As a researcher, Crawfurd wondered: Was there a way to measure that impact? It would be useless to survey people who sign up to dig wells or build orphanages in Africa, because they’re not a random selection: If they feel called to do that, of course they’re going to care about global development.

He had to find a more random group to study — people who served others in Africa but didn’t necessarily set out to do that — in order to find out whether that experience could change attitudes and behavior. And in that capacity, he hit upon studying missionaries for the Church of Jesus Christ of Latter-day Saints. That didn’t mean studying them compared to other people in the general population, since it’s likely they would already be more altruistic than the general population by virtue of serving as unpaid missionaries for up to two years — but comparing them to each other, based solely on the continent where they were called to serve.

Economist Lee Crawfurd, of the Center for Global Development, studied the effect of missionary work on the missionaries themselves. Courtesy photo

“The ideal experiment is that you would randomly assign people to spend a couple of years in different countries, sending some to low-income countries in Africa and some to high-income countries in Europe,” Crawfurd said in an interview. “The Mormon mission is a good setting, because we don’t know precisely how the missionary allocation is conducted, but it’s close to random. The missionaries themselves aren’t choosing which country or which region they go to.”

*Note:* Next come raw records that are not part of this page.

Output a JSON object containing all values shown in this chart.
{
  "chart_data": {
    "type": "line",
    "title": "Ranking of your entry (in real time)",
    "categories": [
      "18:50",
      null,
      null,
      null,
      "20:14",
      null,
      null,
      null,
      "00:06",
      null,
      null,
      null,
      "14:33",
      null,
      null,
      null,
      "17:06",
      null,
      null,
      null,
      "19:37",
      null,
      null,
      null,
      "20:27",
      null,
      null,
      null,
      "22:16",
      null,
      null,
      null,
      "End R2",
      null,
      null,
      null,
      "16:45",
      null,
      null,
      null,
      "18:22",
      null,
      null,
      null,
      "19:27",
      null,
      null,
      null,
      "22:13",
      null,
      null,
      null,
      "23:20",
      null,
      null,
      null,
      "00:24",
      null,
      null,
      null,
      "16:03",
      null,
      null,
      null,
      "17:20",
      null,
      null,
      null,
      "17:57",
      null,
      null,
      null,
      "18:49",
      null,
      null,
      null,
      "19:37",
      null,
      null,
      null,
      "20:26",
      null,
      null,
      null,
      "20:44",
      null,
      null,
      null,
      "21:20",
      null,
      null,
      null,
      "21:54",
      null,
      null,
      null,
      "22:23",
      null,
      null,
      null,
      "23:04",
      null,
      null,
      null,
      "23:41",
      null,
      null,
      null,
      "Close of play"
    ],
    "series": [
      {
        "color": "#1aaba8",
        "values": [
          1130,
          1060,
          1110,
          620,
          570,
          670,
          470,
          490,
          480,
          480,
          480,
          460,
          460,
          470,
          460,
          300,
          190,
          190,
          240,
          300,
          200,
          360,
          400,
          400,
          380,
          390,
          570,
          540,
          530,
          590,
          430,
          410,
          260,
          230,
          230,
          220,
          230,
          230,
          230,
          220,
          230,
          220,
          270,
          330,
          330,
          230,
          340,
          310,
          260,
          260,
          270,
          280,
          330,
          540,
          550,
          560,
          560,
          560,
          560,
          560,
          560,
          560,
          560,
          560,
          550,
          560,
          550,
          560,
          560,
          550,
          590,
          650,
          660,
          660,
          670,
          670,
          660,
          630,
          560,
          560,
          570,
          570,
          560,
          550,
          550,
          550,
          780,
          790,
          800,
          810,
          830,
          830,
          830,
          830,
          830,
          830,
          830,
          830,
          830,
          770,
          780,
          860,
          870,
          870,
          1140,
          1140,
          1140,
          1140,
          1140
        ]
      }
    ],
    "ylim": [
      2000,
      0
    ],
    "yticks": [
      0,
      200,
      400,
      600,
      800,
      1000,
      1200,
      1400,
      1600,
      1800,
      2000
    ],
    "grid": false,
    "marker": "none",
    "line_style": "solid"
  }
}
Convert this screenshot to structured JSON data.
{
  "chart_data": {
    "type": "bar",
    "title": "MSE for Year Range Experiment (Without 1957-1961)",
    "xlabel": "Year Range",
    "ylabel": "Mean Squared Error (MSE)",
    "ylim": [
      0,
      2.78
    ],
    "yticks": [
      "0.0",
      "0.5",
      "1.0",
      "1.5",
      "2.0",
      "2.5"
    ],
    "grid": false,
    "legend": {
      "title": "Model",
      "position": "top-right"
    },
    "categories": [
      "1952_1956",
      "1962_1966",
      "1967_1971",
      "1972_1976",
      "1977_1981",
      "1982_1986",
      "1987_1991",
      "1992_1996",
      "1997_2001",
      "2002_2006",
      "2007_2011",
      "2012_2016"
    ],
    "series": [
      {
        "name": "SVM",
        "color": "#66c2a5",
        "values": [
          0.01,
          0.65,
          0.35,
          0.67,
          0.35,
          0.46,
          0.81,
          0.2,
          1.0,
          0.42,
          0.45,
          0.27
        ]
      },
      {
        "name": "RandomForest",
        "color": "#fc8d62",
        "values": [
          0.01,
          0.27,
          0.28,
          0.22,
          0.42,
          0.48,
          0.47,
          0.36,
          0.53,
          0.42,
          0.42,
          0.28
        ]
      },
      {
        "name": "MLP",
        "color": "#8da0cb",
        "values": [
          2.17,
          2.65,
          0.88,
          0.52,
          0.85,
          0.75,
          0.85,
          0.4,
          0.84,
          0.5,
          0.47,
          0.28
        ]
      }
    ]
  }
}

So he found a directory of well over a hundred Facebook groups for alumni of various missions, and wrote to each of them to recruit survey participants. In the end, he got 1,499 responses to his snowball survey. “I’m super grateful that all of these people took this survey from a random stranger in an alumni group,” he said.

The survey asked how interested the former missionaries were in global development, how supportive they were of immigration from low-income countries and how much they approved of foreign aid to those countries.


So: Does serving a Mormon mission to a place like Africa make someone more supportive of global development than if the missionary were called to, say, a high-income nation in Europe?

The answer is mixed. On the positive side, Crawfurd found the missionaries who had spent time in Africa “do indeed self-report that they have a higher interest in global development.” The study found they were more likely to donate to and volunteer with international nonprofits, or to work professionally on global development, than the missionaries who went to high-income nations in Europe.

On the other hand, this heightened interest in charitable actions did not translate to support for governmental intervention. The missionaries to Africa actually had lower support for immigration from poor nations to rich ones and were less likely to have gotten involved in political actions to address global development.

“It’s a slightly mixed and nuanced picture,” said Crawfurd. “It certainly doesn’t seem to be the slam-dunk that you might hope it to have been, that these people who went to Africa became lifelong ambassadors for Africa.”

When survey respondents were given the opportunity to expound upon their views in an open-ended comment box, many expressed skepticism about whether government aid is really effective in developing nations, and an opposition to undocumented immigration.

Crawfurd said he was “a little disappointed” in the findings, given his own ideas about development.


“My view before I did this study was that maybe going to build a school in a village isn’t the best use of highly skilled labor from a high-income country, because there’s lots of people there who can fill that need, but maybe the effect of volunteering on the volunteer is important,” he said. Perhaps the volunteer could take from that experience a long-term connection to a place and a commitment to advocacy.

The study’s results suggest it’s more complicated, and the experience of living in a developing country may change views in some areas but not others.